The VUT is equivalent to one per cent of a property's assessed value if the property was vacant for more than 184 days in the previous calendar year. For example, a residential unit with an assessed value of $415,000 that was declared vacant would result in an extra $4,150 tax on the owner's final property tax bill.

Farms with residences, with or without secondary structures with farm outbuilding, will not be required to submit a declaration in 2025.

All residential property owners are required to register the status of their property during the previous year; if no declaration is made, the property will be deemed vacant and will be subject to the tax. Vacant properties might be able to claim one of several exemptions to avoid having to pay the tax, but the owner must still declare the property's status.

New exemptions include rural ineligible properties (ex. rural residential century homes, recreational hunt camps, or structures significantly damaged and not capable of being used for housing), hazardous properties outside of the owner’s control, secondary residences occupied for medical care reasons, and a one-time retrofit renovation per property and owner, where the unit is occupied within one year. These are in addition to previous exemptions such as principal residence, tenanted properties, properties occupied by a family member, friend, or other resident using it as their principal residence, sale of the property, court orders, vacancy due to the owner entering long-term care, death of the owner, or construction or renovation that kept the property vacant.

Also new for 2025 is a graduated tax rate increase of one per cent per year for repeat vacancies, up to a maximum of five per cent of the property's assessed value.

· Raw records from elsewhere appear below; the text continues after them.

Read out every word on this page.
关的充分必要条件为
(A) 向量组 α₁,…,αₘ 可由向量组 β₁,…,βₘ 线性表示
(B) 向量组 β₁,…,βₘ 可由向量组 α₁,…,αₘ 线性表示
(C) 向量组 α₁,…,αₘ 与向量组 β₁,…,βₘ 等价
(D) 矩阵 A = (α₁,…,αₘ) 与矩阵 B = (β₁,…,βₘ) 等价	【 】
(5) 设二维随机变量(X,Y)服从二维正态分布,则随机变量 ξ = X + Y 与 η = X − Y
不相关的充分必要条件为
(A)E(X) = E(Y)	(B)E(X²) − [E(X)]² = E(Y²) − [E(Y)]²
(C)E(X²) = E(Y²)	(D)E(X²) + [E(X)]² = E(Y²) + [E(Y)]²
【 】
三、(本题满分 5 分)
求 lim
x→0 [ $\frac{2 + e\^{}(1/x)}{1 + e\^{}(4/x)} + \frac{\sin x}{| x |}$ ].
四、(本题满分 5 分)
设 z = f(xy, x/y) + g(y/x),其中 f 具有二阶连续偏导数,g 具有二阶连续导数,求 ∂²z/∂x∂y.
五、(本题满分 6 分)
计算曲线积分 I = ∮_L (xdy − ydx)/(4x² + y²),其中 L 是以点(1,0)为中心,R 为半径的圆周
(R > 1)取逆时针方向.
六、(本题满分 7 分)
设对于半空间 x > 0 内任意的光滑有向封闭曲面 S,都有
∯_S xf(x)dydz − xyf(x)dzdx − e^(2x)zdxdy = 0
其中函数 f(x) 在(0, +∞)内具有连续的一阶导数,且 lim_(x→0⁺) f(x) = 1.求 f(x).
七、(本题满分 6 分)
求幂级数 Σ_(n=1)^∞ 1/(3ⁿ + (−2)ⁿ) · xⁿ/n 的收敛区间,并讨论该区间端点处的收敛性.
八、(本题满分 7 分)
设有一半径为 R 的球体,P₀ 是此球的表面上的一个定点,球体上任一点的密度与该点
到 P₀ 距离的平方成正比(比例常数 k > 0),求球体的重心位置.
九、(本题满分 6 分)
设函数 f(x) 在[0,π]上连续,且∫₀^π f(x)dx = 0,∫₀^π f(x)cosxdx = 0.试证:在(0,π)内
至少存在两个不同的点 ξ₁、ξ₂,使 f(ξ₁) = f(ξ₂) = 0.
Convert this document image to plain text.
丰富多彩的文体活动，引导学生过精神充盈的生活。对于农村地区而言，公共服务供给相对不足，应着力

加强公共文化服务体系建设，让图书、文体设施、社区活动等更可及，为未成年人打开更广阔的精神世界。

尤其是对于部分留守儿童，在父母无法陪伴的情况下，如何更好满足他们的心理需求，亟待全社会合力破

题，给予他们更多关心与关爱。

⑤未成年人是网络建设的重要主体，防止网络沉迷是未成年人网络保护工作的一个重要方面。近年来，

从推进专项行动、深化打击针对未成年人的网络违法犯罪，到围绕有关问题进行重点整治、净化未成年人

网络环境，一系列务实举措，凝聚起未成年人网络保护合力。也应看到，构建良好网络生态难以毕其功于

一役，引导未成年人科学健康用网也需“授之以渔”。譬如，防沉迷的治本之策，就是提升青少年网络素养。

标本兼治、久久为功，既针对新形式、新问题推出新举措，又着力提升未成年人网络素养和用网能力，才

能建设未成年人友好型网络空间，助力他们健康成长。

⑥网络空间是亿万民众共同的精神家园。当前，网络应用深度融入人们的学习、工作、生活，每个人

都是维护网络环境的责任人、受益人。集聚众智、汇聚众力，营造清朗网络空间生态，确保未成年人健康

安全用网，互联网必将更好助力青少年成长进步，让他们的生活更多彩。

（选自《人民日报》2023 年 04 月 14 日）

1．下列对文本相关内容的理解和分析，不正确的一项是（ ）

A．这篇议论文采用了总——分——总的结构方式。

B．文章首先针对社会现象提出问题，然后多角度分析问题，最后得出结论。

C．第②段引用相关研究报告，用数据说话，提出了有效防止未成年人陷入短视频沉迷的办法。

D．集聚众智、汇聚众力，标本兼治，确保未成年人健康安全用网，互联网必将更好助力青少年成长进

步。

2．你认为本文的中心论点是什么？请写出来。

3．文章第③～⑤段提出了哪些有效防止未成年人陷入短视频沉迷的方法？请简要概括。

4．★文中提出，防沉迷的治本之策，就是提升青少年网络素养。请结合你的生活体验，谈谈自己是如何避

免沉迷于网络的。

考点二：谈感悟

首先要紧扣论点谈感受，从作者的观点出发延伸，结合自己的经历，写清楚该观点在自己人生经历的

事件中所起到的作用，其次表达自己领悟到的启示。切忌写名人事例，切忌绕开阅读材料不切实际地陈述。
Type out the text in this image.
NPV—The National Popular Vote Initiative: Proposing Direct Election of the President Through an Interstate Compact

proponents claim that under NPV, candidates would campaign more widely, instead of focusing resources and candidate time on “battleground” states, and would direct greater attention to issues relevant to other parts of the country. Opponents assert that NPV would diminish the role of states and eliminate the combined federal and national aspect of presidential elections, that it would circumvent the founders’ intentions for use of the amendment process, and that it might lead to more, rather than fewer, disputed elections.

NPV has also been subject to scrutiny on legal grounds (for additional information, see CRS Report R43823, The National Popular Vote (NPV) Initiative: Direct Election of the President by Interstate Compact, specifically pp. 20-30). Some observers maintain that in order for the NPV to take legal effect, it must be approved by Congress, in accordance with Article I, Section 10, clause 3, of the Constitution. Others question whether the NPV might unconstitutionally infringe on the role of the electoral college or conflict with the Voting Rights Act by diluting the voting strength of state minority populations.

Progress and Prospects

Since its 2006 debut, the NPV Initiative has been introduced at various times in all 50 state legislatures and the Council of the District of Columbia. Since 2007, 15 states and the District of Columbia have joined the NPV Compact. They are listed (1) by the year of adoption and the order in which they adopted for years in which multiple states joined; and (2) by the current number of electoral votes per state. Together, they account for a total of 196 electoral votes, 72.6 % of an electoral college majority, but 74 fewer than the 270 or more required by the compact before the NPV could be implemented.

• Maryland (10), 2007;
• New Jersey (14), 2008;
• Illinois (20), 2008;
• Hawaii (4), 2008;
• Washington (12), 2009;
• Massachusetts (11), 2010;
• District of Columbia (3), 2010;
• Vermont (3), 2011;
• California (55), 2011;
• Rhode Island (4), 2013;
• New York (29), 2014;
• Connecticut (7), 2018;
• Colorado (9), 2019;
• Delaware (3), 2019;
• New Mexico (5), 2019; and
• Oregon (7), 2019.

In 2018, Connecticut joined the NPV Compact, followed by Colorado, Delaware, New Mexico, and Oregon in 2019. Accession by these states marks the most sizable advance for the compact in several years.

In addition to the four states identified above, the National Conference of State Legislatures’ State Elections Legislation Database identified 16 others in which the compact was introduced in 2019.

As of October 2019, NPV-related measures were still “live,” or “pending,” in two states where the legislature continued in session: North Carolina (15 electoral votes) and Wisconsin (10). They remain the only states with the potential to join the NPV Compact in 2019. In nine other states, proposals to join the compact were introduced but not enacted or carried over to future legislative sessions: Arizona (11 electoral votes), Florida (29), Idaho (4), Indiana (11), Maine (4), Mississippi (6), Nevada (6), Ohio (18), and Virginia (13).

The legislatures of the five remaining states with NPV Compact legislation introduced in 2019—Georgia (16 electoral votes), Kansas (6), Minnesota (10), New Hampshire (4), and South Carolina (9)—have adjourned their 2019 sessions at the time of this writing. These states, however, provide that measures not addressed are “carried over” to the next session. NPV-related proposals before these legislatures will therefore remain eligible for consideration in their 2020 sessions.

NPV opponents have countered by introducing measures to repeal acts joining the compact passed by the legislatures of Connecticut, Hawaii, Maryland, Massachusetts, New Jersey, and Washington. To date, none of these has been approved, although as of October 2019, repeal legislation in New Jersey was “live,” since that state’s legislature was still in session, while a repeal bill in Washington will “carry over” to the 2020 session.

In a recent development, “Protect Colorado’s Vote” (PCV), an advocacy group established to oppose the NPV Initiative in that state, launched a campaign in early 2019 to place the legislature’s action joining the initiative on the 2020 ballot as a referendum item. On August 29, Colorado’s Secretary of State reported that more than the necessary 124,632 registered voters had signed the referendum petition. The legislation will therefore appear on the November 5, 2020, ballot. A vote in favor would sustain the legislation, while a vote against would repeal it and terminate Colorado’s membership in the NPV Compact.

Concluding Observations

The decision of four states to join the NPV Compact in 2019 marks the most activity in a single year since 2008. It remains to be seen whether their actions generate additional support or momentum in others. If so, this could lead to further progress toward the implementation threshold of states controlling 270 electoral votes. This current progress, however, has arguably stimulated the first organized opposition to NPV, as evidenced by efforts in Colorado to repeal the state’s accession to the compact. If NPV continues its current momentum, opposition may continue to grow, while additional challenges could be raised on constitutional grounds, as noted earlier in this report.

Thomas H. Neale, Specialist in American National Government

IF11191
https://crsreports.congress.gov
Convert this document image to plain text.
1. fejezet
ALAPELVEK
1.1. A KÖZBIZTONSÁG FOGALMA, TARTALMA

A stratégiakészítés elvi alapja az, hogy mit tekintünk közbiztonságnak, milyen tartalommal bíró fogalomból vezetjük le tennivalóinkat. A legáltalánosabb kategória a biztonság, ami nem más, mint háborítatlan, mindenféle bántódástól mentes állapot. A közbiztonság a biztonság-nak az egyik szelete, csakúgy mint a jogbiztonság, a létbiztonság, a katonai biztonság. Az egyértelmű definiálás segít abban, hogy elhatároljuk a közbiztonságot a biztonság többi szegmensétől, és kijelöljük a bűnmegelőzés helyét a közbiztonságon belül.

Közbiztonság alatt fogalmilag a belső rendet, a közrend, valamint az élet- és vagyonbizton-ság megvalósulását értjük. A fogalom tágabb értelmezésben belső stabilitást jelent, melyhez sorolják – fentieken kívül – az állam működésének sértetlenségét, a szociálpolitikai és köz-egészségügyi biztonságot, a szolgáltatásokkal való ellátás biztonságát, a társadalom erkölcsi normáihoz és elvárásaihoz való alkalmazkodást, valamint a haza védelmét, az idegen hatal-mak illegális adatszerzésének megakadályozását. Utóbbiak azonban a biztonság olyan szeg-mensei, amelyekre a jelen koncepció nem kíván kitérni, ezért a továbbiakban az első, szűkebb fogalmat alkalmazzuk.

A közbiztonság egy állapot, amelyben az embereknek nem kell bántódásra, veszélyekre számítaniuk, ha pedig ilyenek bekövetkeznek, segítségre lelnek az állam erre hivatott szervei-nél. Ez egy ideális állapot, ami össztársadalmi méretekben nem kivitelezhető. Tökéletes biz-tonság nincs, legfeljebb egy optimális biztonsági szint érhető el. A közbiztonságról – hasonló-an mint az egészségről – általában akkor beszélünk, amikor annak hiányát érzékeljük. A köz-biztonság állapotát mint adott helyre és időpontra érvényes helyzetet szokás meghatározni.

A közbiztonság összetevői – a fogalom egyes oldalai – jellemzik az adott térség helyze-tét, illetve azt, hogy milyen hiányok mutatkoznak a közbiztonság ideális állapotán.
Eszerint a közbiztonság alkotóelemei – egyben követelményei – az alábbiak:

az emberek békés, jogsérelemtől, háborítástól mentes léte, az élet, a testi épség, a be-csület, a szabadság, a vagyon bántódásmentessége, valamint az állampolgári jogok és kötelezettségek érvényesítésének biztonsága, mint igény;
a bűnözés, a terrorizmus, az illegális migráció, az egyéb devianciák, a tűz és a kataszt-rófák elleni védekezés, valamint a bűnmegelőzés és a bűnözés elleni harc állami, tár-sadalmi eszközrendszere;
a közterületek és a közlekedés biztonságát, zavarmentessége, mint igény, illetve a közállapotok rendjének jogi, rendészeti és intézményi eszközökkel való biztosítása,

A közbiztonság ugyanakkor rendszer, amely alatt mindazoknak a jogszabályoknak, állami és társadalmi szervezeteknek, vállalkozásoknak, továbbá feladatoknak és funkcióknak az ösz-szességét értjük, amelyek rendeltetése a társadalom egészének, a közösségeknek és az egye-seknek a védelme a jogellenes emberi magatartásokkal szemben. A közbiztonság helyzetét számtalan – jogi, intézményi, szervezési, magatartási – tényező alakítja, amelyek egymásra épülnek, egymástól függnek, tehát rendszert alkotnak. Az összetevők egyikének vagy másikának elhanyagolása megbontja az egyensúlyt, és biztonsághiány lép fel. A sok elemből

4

The formal declaration period will open on Jan. 2, 2025. The declaration deadline is March 20, 2025, while late declarations being accepted until April 30, 2025, with a $250 late fee. A 15-month late appeal window beyond the current three-month appeal deadline is also new in 2025, allowing for late appeals with a $500 fee per assessed property.

There are several ways to submit your declaration:

Money raised via the VUT is put toward housing projects in the city. The first full year of taxation on vacant properties raised $12.6 million in revenue, with $10.3 million being allocated to the city's housing long-range financial plan. It cost $2.28 million to administer the VUT program in its first year.